Finding most popular and most unique records using SQL

My mom wanted a baby name game for my brother's baby shower. Wanting to learn python, I volunteered to do it. I pretty much have the python bit, it's the SQL that is throwing me.
The way the game is supposed to work is everyone at the shower writes down names on paper, I manually enter them into Excel (normalizing spellings as much as possible) and export to MS Access. Then I run my python program to find the player with the most popular names and the player with the most unique names. The database, called "babynames", is just four columns.
ID | BabyFirstName | BabyMiddleName | PlayerName
---|---------------|----------------|-----------
My mom has changed things every so often, but as they stand right now, I have to figure out :
a) The most popular name (or names if there is a tie) out of all first and middle names
b) The most unique name (or names if there is a tie) out of all the first and middle names
c) The player that has the most number of popular names (wins a prize)
d) The player that has the most number of unique names (wins a prize)
I've been working on this for about a week now and can't even get a SQL query for a) and b) to work, much less c) and d).
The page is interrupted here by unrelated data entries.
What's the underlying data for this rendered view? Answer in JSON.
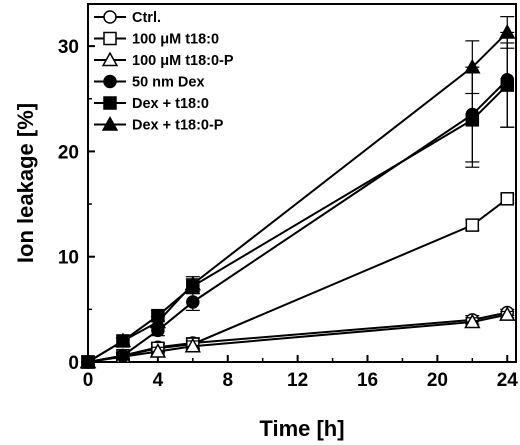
{
  "chart_data": {
    "type": "line",
    "title": "",
    "xlabel": "Time [h]",
    "ylabel": "Ion leakage [%]",
    "xlim": [
      0,
      24.5
    ],
    "ylim": [
      0,
      34
    ],
    "x_ticks": [
      0,
      4,
      8,
      12,
      16,
      20,
      24
    ],
    "y_ticks": [
      0,
      10,
      20,
      30
    ],
    "grid": false,
    "legend_position": "top-left",
    "series": [
      {
        "name": "Ctrl.",
        "marker": "circle-open",
        "x": [
          0,
          2,
          4,
          6,
          22,
          24
        ],
        "y": [
          0,
          0.6,
          1.4,
          1.8,
          4.0,
          4.7
        ],
        "err": [
          0,
          0.3,
          0.4,
          0.5,
          0.4,
          0.3
        ]
      },
      {
        "name": "100 μM t18:0",
        "marker": "square-open",
        "x": [
          0,
          2,
          4,
          6,
          22,
          24
        ],
        "y": [
          0,
          0.6,
          1.3,
          1.7,
          13.0,
          15.5
        ],
        "err": [
          0,
          0.3,
          0.4,
          0.5,
          0.5,
          0.4
        ]
      },
      {
        "name": "100 μM t18:0-P",
        "marker": "triangle-open",
        "x": [
          0,
          2,
          4,
          6,
          22,
          24
        ],
        "y": [
          0,
          0.5,
          1.0,
          1.5,
          3.8,
          4.5
        ],
        "err": [
          0,
          0.3,
          0.4,
          0.5,
          0.4,
          0.3
        ]
      },
      {
        "name": "50 nm Dex",
        "marker": "circle-filled",
        "x": [
          0,
          2,
          4,
          6,
          22,
          24
        ],
        "y": [
          0,
          0.6,
          3.0,
          5.7,
          23.5,
          26.8
        ],
        "err": [
          0,
          0.3,
          0.5,
          0.8,
          4.5,
          4.5
        ]
      },
      {
        "name": "Dex + t18:0",
        "marker": "square-filled",
        "x": [
          0,
          2,
          4,
          6,
          22,
          24
        ],
        "y": [
          0,
          2.0,
          4.4,
          7.2,
          23.0,
          26.3
        ],
        "err": [
          0,
          0.3,
          0.5,
          0.7,
          4.5,
          4.0
        ]
      },
      {
        "name": "Dex + t18:0-P",
        "marker": "triangle-filled",
        "x": [
          0,
          2,
          4,
          6,
          22,
          24
        ],
        "y": [
          0,
          2.0,
          3.8,
          7.4,
          28.0,
          31.3
        ],
        "err": [
          0,
          0.3,
          0.5,
          0.7,
          2.5,
          1.5
        ]
      }
    ]
  }
}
I'm more than just a bit frustrated.
BTW, I'm just looking at spellings of the names, not phonetics. As I manually enter names, I will change names like "Kris" to "Chris" and "Xtina" to "Christina" etc.
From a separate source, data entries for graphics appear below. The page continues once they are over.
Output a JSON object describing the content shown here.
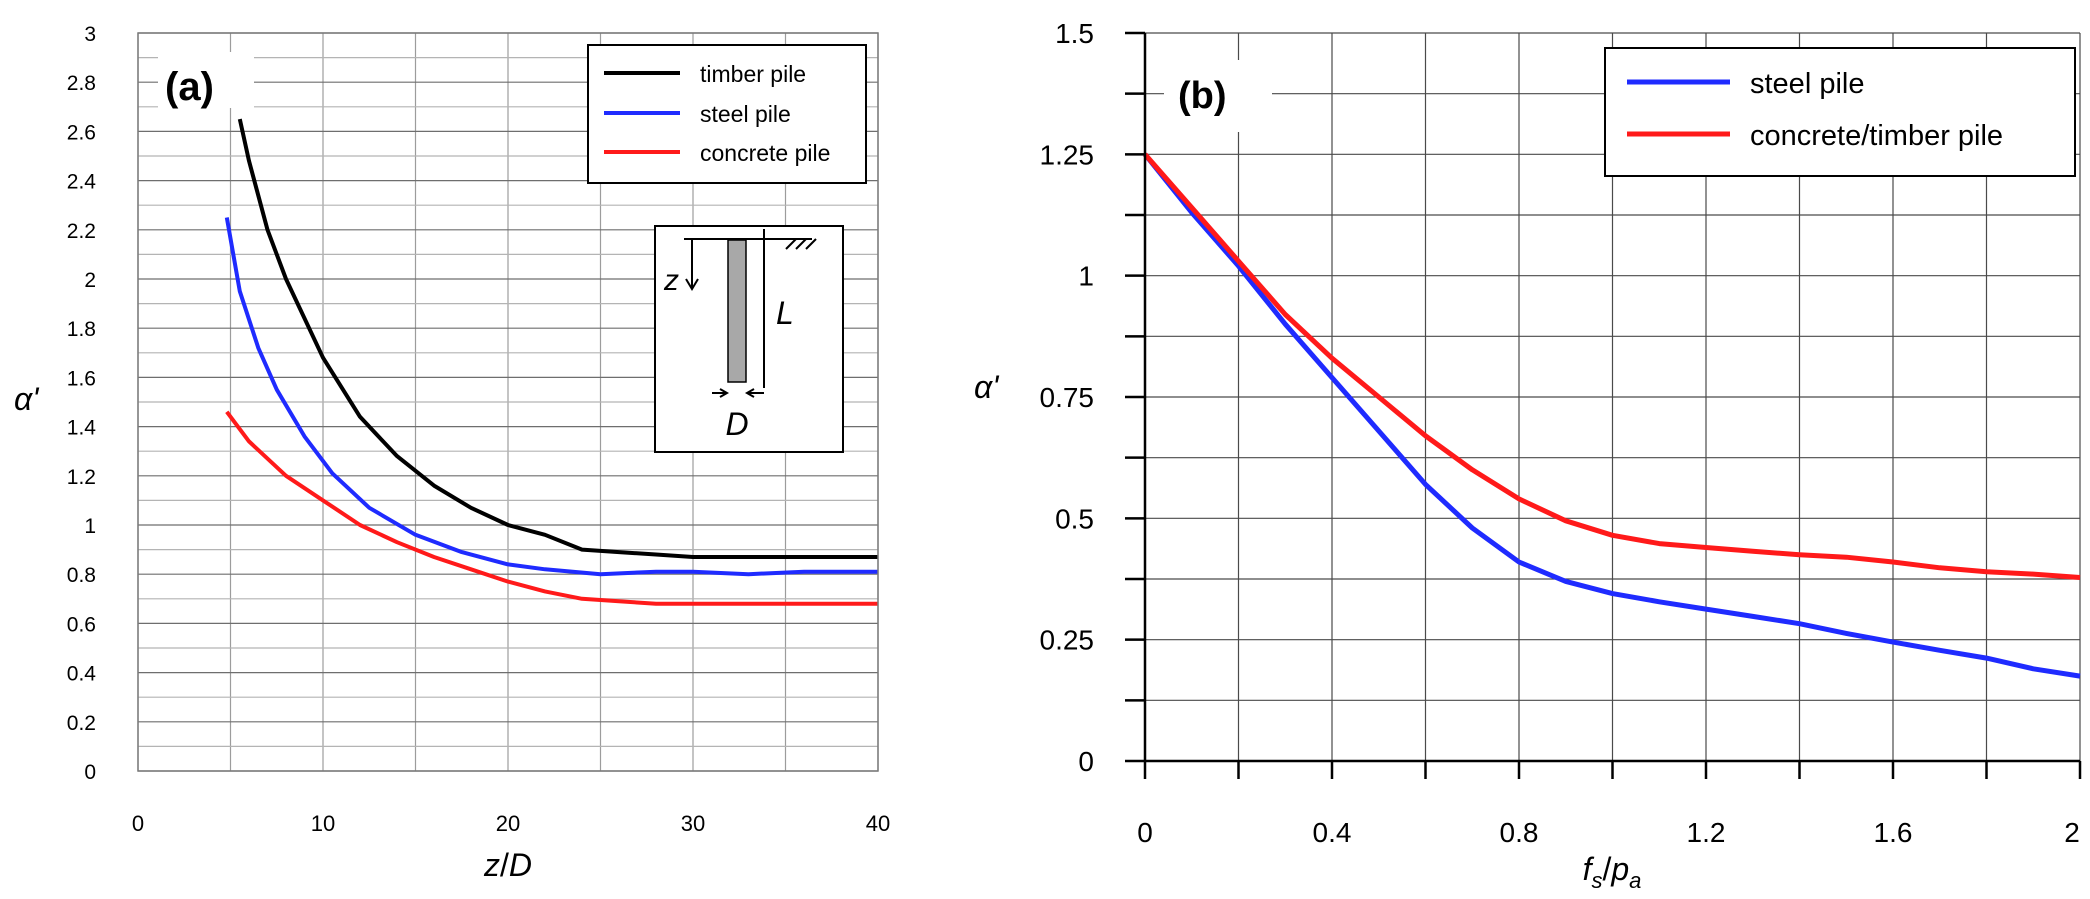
{
  "colors": {
    "black": "#000000",
    "blue": "#1f2bff",
    "red": "#ff1a1a",
    "gridA": "#9a9a9a",
    "gridB": "#4a4a4a"
  },
  "chart_data": [
    {
      "type": "line",
      "panel_label": "(a)",
      "xlabel": "z/D",
      "ylabel": "α'",
      "xlim": [
        0,
        40
      ],
      "ylim": [
        0,
        3
      ],
      "xticks": [
        "0",
        "10",
        "20",
        "30",
        "40"
      ],
      "yticks": [
        "0",
        "0.2",
        "0.4",
        "0.6",
        "0.8",
        "1",
        "1.2",
        "1.4",
        "1.6",
        "1.8",
        "2",
        "2.2",
        "2.4",
        "2.6",
        "2.8",
        "3"
      ],
      "grid": true,
      "legend_position": "top-right",
      "series": [
        {
          "name": "timber pile",
          "color": "#000000",
          "x": [
            5.5,
            6,
            7,
            8,
            10,
            12,
            14,
            16,
            18,
            20,
            22,
            24,
            26,
            28,
            30,
            32,
            34,
            36,
            38,
            40
          ],
          "y": [
            2.65,
            2.48,
            2.2,
            2.0,
            1.68,
            1.44,
            1.28,
            1.16,
            1.07,
            1.0,
            0.96,
            0.9,
            0.89,
            0.88,
            0.87,
            0.87,
            0.87,
            0.87,
            0.87,
            0.87
          ]
        },
        {
          "name": "steel pile",
          "color": "#1f2bff",
          "x": [
            4.8,
            5.5,
            6.5,
            7.5,
            9,
            10.5,
            12.5,
            15,
            17.5,
            20,
            22,
            25,
            28,
            30,
            33,
            36,
            40
          ],
          "y": [
            2.25,
            1.95,
            1.72,
            1.55,
            1.36,
            1.21,
            1.07,
            0.96,
            0.89,
            0.84,
            0.82,
            0.8,
            0.81,
            0.81,
            0.8,
            0.81,
            0.81
          ]
        },
        {
          "name": "concrete pile",
          "color": "#ff1a1a",
          "x": [
            4.8,
            6,
            8,
            10,
            12,
            14,
            16,
            18,
            20,
            22,
            24,
            26,
            28,
            30,
            32,
            34,
            36,
            38,
            40
          ],
          "y": [
            1.46,
            1.34,
            1.2,
            1.1,
            1.0,
            0.93,
            0.87,
            0.82,
            0.77,
            0.73,
            0.7,
            0.69,
            0.68,
            0.68,
            0.68,
            0.68,
            0.68,
            0.68,
            0.68
          ]
        }
      ],
      "inset": {
        "z_label": "z",
        "L_label": "L",
        "D_label": "D"
      }
    },
    {
      "type": "line",
      "panel_label": "(b)",
      "xlabel": "fs/pa",
      "ylabel": "α'",
      "xlim": [
        0,
        2
      ],
      "ylim": [
        0,
        1.5
      ],
      "xticks": [
        "0",
        "0.4",
        "0.8",
        "1.2",
        "1.6",
        "2"
      ],
      "yticks": [
        "0",
        "0.25",
        "0.5",
        "0.75",
        "1",
        "1.25",
        "1.5"
      ],
      "grid": true,
      "legend_position": "top-right",
      "series": [
        {
          "name": "steel pile",
          "color": "#1f2bff",
          "x": [
            0,
            0.1,
            0.2,
            0.3,
            0.4,
            0.5,
            0.6,
            0.7,
            0.8,
            0.9,
            1.0,
            1.1,
            1.2,
            1.3,
            1.4,
            1.5,
            1.6,
            1.7,
            1.8,
            1.9,
            2.0
          ],
          "y": [
            1.25,
            1.13,
            1.02,
            0.9,
            0.79,
            0.68,
            0.57,
            0.48,
            0.41,
            0.37,
            0.345,
            0.328,
            0.313,
            0.298,
            0.283,
            0.263,
            0.245,
            0.228,
            0.212,
            0.19,
            0.175
          ]
        },
        {
          "name": "concrete/timber pile",
          "color": "#ff1a1a",
          "x": [
            0,
            0.1,
            0.2,
            0.3,
            0.4,
            0.5,
            0.6,
            0.7,
            0.8,
            0.9,
            1.0,
            1.1,
            1.2,
            1.3,
            1.4,
            1.5,
            1.6,
            1.7,
            1.8,
            1.9,
            2.0
          ],
          "y": [
            1.25,
            1.14,
            1.03,
            0.92,
            0.83,
            0.75,
            0.67,
            0.6,
            0.54,
            0.495,
            0.465,
            0.448,
            0.44,
            0.432,
            0.425,
            0.42,
            0.41,
            0.398,
            0.39,
            0.385,
            0.378
          ]
        }
      ]
    }
  ]
}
Editing to add a couple of the most recent queries I tried for a)
SELECT [BabyFirstName],
COUNT ([BabyFirstName]) AS 'FirstNameOccurrence'
FROM [babynames]
GROUP BY [BabyFirstName]
ORDER BY 'FirstNameOccurrence' DESC
LIMIT 1
and
SELECT [BabyFirstName]
FROM [babynames]
GROUP BY [BabyFirstName]
HAVING COUNT(*) =
(SELECT COUNT(*)
FROM [babynames]
GROUP BY [BabyFirstName]
ORDER BY COUNT(*) DESC
LIMIT 1)
These both lead to syntax errors.
pyodbc.ProgrammingError: ('42000', '[42000] [Microsoft][ODBC Microsoft Access Driver] Syntax error in ORDER BY clause. (-3508) (SQLExecDirectW)')
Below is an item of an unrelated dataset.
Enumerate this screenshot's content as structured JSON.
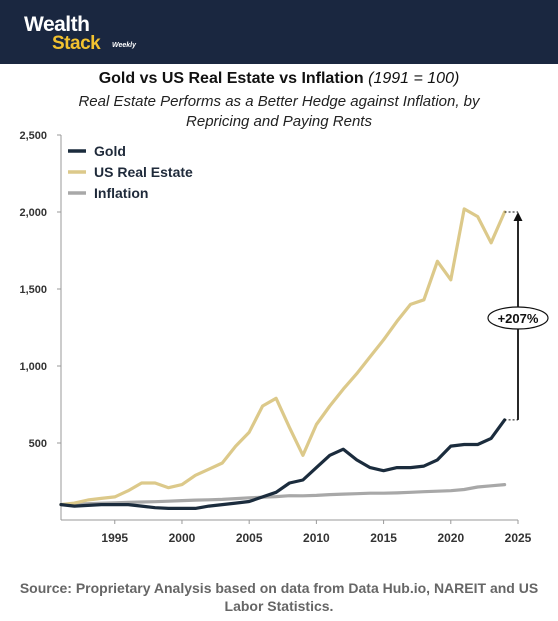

I've tried using [FirstNameOccurrence] and just FirstNameOccurrence as well with the same error. Not sure why it's not recognizing it by that column name to order by.
pyodbc.ProgrammingError: ('42000', "[42000] [Microsoft][ODBC Microsoft Access Driver] Syntax error. in query expression 'COUNT(*) = (SELECT COUNT(*) FROM [babynames] GROUP BY [BabyFirstName] ORDER BY COUNT(*) DESC LIMIT 1)'. (-3100) (SQLExecDirectW)")
I'll admit that I'm not really grokking all of the COUNT(*) commands here, but this was a solution for a similar issue here in stackoverflow that I figured I'd try when my other idea didn't pan out.
For A and B, use a group by clause in your SQL, and then count, and order by the count. Use descending order for A and ascending order for B, and just take the first result for each.
For C and D, essentially use the same strategy but now just add the PlayerName (e.g. group by babyname,playername) and then use the ascending order/descending order question.
Here's Microsoft's write-up for a group by clause in MS Access: https://office.microsoft.com/en-us/access-help/group-by-clause-HA001231482.aspx
Here's an even better write-up demonstrating how to do both group by and order by at the same time: http://rogersaccessblog.blogspot.com/2009/06/select-queries-part-3-sorting-and.html
For the first query you tried, change it to:
SELECT TOP 1 [BabyFirstName],
COUNT ([BabyFirstName]) AS 'FirstNameOccurrence'
FROM [babynames]
GROUP BY [BabyFirstName]
ORDER BY 'FirstNameOccurrence' DESC
For the second, change it to:
SELECT [BabyFirstName]
FROM [babynames]
GROUP BY [BabyFirstName]
HAVING COUNT(*) =
(SELECT TOP 1 COUNT(*)
FROM [babynames]
GROUP BY [BabyFirstName]
ORDER BY COUNT(*) DESC)
Limiting the number of records returned by a SQL Statement in Access is achieved by adding a TOP statement directly after SELECT, not with ORDER BY... LIMIT
Also, Access TOP statement will return all instances of the top n (or n percent) unique records, so if there are two or more identical records in the query output (before TOP), and TOP 1 is specified, you'll see them all.